5520 sayılı Kurumlar Vergisi Kanunu’nun 6. maddesinin birinci fıkrasında kurumlar vergisinin, mükelleflerin bir hesap dönemi içinde elde ettikleri safi kurum kazancı üzerinden hesaplanacağı belirtilmiş, maddenin ikinci fıkrasıyla da safi kurum kazancının tespitinde Gelir Vergisi Kanunu’nun ticari kazanç hakkındaki hükümlerinin uygulanacağı hükme bağlanmış olup safi kurum kazancının tespitinde Kurumlar Vergisi Kanunu’nun 8. maddesi ile Gelir Vergisi Kanunu’nun 40. maddesindeki giderler hasılattan indirim konusu yapılmaktadır.

193 sayılı Gelir Vergisi Kanunu’nun ticari kazancın tarifinin yapıldığı 37. maddesinde her türlü ticari ve sınai faaliyetlerden doğan kazançların ticari kazanç olduğu hükme bağlanmış olup, aynı Kanunun “İndirilecek Giderler” başlıklı 40. maddesinde, ticari kazancın elde edilmesi ve idame ettirilmesi için yapılan genel giderler ile işletme ile ilgili olmak şartıyla; bina, arazi, gider, istihlak, damga, belediye vergileri, harçlar ve kaydiyeler gibi aynı vergi, resim ve harçların safi kazancın tespit edilmesi sırasında gider olarak indirim konusu yapılabileceği hükmüne yer verilmiştir.

Ayrıca, ticari kazancın tespitinde giderlerin indirim konusu yapılabilmesi için bu giderlerin tevsike esas belgelerle belgelendirilmesi ve bu belgelerin mükellef adına düzenlenmesi gerekmektedir.

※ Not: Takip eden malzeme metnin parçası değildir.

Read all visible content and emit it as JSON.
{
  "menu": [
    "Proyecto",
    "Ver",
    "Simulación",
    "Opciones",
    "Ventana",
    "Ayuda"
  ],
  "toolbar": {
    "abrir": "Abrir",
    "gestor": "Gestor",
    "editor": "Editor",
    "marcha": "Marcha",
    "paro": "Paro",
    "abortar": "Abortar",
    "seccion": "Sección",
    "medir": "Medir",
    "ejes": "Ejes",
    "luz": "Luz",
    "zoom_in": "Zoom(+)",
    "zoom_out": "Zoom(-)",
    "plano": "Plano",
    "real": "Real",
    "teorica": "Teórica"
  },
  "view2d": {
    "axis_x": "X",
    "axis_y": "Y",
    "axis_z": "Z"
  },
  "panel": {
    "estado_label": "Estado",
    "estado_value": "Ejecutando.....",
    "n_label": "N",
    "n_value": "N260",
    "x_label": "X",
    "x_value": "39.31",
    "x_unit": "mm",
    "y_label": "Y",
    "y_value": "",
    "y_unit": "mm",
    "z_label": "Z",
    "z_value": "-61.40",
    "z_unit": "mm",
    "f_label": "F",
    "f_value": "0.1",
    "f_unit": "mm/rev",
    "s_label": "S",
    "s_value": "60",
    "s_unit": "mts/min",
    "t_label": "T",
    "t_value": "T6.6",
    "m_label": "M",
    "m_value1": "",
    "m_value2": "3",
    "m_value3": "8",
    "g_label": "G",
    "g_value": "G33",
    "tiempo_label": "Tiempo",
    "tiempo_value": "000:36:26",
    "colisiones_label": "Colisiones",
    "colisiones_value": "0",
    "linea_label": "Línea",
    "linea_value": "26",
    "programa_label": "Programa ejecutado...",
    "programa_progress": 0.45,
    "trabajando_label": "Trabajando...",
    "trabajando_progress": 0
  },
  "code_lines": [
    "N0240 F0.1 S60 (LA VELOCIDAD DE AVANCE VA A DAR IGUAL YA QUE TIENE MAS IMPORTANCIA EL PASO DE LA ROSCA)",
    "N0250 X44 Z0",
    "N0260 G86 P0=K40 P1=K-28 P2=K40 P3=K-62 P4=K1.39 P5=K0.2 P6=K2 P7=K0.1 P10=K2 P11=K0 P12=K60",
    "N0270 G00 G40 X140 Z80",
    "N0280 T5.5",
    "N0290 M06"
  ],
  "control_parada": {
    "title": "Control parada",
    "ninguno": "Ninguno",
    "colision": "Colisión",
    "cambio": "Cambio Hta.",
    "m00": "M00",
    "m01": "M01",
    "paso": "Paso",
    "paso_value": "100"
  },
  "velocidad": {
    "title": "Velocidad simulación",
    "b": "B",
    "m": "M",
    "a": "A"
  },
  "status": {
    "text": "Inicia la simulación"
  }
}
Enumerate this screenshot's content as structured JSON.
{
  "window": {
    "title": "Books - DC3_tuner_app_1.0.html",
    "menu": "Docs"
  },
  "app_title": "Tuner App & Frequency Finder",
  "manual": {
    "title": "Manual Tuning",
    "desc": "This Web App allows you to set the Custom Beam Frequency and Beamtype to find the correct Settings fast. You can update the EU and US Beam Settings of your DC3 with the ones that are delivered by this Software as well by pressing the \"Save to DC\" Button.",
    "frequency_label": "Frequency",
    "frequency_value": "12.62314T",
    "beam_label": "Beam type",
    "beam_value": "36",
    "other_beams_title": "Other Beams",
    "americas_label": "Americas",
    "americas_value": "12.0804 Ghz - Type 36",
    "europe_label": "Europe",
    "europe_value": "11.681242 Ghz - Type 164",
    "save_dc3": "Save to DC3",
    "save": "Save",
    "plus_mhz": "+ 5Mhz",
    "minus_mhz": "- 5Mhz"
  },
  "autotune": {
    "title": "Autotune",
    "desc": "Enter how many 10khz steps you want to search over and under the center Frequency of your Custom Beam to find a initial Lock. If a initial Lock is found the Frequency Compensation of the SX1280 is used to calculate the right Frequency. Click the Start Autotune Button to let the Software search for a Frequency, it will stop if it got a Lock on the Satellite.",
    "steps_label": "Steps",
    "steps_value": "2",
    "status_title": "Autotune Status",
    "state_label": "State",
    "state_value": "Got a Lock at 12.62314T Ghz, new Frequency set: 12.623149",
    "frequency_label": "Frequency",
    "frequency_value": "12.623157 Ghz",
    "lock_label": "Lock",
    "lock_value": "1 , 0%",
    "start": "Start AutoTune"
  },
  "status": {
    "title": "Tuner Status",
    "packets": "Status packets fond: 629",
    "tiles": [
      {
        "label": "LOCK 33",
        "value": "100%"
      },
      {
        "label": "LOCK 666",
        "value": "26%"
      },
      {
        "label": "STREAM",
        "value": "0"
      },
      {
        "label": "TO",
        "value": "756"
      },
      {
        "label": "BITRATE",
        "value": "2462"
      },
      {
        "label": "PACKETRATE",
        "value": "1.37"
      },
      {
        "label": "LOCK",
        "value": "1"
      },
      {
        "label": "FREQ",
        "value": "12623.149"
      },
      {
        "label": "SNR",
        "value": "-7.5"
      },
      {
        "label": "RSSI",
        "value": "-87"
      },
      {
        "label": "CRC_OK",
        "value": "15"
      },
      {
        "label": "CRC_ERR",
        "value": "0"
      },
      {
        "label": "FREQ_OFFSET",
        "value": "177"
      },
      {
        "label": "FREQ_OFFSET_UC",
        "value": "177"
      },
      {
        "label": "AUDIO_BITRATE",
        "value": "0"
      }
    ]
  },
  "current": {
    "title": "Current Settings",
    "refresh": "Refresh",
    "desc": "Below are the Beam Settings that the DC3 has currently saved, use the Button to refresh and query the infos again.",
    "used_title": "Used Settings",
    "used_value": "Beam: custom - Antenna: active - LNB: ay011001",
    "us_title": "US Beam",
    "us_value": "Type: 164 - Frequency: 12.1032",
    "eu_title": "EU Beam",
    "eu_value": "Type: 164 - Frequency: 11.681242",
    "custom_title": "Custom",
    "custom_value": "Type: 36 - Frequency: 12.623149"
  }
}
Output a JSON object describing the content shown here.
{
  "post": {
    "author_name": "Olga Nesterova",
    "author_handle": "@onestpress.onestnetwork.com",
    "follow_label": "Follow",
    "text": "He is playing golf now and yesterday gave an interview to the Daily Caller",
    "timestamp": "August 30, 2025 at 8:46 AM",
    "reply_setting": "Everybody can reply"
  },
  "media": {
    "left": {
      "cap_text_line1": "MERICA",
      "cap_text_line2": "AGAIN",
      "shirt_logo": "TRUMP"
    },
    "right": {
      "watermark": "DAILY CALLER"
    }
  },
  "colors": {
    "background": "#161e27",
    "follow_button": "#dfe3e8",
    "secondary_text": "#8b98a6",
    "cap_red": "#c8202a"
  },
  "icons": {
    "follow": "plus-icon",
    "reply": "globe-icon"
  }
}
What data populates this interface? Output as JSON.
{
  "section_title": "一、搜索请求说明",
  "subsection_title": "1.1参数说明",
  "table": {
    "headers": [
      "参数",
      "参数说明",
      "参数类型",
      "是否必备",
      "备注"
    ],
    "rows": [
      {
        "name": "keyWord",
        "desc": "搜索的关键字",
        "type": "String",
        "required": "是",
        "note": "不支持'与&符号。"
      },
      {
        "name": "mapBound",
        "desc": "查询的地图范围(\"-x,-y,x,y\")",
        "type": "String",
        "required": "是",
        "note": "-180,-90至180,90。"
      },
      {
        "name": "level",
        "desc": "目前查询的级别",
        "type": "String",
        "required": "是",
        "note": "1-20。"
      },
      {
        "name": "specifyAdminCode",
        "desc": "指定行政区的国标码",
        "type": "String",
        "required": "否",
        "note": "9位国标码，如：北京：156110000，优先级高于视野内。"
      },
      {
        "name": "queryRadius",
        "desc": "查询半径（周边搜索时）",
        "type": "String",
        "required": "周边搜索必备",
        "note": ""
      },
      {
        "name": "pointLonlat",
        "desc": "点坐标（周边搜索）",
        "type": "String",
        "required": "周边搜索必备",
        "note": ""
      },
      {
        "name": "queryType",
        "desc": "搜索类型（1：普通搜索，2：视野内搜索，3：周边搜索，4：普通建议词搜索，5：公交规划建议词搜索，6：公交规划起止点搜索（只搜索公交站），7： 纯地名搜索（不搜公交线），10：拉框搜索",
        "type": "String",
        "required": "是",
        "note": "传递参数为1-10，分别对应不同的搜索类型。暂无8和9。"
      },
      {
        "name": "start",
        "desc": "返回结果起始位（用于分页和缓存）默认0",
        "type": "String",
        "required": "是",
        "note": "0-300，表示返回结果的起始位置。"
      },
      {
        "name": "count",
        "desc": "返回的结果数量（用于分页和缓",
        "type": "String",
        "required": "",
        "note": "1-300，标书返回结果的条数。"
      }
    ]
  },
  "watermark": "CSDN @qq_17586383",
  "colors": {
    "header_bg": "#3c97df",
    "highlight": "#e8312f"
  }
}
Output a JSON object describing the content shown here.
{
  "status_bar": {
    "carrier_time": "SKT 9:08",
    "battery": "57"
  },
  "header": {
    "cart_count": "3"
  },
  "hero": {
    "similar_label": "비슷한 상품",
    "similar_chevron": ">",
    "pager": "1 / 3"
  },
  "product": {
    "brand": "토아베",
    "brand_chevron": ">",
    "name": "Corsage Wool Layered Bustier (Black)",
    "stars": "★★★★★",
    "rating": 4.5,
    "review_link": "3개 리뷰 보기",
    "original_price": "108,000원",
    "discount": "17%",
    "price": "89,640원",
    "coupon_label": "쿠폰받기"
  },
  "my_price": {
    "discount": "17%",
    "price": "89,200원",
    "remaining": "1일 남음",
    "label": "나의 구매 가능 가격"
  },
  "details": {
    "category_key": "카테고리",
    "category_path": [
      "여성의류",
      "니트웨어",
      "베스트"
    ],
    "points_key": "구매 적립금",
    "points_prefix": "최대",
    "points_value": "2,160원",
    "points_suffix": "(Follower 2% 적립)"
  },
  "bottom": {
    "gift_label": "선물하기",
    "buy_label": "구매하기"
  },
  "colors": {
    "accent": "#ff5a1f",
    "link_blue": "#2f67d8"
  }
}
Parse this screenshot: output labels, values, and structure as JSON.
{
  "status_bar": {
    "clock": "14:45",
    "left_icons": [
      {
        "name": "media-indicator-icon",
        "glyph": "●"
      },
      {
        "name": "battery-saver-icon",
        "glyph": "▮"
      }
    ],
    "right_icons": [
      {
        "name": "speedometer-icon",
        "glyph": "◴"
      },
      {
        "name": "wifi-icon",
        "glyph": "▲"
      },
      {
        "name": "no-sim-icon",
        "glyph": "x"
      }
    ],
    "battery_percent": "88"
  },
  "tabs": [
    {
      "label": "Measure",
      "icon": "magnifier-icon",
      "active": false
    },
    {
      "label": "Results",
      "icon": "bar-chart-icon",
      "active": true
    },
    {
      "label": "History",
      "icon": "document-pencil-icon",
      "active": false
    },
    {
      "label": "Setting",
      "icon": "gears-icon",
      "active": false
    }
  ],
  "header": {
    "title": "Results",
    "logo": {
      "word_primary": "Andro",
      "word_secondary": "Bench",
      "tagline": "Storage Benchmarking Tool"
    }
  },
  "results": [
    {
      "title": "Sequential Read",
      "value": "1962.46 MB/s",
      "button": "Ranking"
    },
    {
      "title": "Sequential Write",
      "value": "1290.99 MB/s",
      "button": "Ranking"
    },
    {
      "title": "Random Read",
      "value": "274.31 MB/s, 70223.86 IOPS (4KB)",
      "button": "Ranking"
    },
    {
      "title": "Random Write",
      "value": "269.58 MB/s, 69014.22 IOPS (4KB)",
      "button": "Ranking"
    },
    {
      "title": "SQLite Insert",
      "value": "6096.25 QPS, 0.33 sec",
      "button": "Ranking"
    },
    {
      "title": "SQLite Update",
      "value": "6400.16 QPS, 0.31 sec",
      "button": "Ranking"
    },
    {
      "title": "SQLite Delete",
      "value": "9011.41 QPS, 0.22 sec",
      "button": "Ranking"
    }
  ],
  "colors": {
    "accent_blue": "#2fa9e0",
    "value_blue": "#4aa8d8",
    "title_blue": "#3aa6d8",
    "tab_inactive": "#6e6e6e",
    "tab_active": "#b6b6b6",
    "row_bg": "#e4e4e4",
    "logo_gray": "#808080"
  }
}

Bu hüküm ve açıklamalara göre, bir finansal kiralama şirketine geri almak üzere satmış olduğunuz ve halen kiracı durumunda bulunduğunuz söz konusu gayrimenkul için finansal kiralama şirketi ile şirketiniz arasında imzalanan sözleşmeye istinaden şirketinizce ödenen ve finansal kiralama şirketi tarafından şirketinize fatura edilen emlak vergileri ile sigorta primlerinin, şirketiniz tarafından kurum kazancının tespitinde gider olarak dikkate alınması mümkün bulunmaktadır.

VERGİ USUL KANUNU YÖNÜNDEN

213 sayılı Vergi Usul Kanunu’nun 227. maddesinin birinci fıkrasında; “Bu Kanunda aksine hüküm olmadıkça bu Kanuna göre tutulan ve üçüncü şahıslarla olan münasebet ve muamelelere ait olan kayıtların tevsiki mecburidir.”, 229. maddesinde; “Fatura, satılan emtia veya yapılan iş karşılığında müşterinin borçlandığı meblağı göstermek üzere emtiayı satan veya işi yapan tüccar tarafından müşteriye verilen ticari vesikadır.” hükmüne yer verilmiştir. Mezkûr Kanunun 231/5. maddesinde ise; “Fatura, malın teslimi veya hizmetin yapıldığı tarihten itibaren azamî yedi gün içinde düzenlenir. Bu süre içerisinde düzenlenmeyen faturalar hiç düzenlenmemiş sayılır.” hükmü mevcuttur.

Bu hükümlere göre, 6361 sayılı Finansal Kiralama, Faktoring ve Finansman Şirketleri Kanunu veya finansal kiralama şirketi ile yaptığınız sözleşme gereğince, kiralamaya konu kıymetlerle ilgili olarak finansal kiralama şirketinin yapmak zorunda olduğu harcamaların (emlak vergisi, sigorta, ceza ve benzeri giderler) şirketinize yansıtılması işlemi bir masraf aktarımı olduğundan, finansal kiralama şirketi tarafından şirketinize fatura düzenlenmesi gerekmektedir.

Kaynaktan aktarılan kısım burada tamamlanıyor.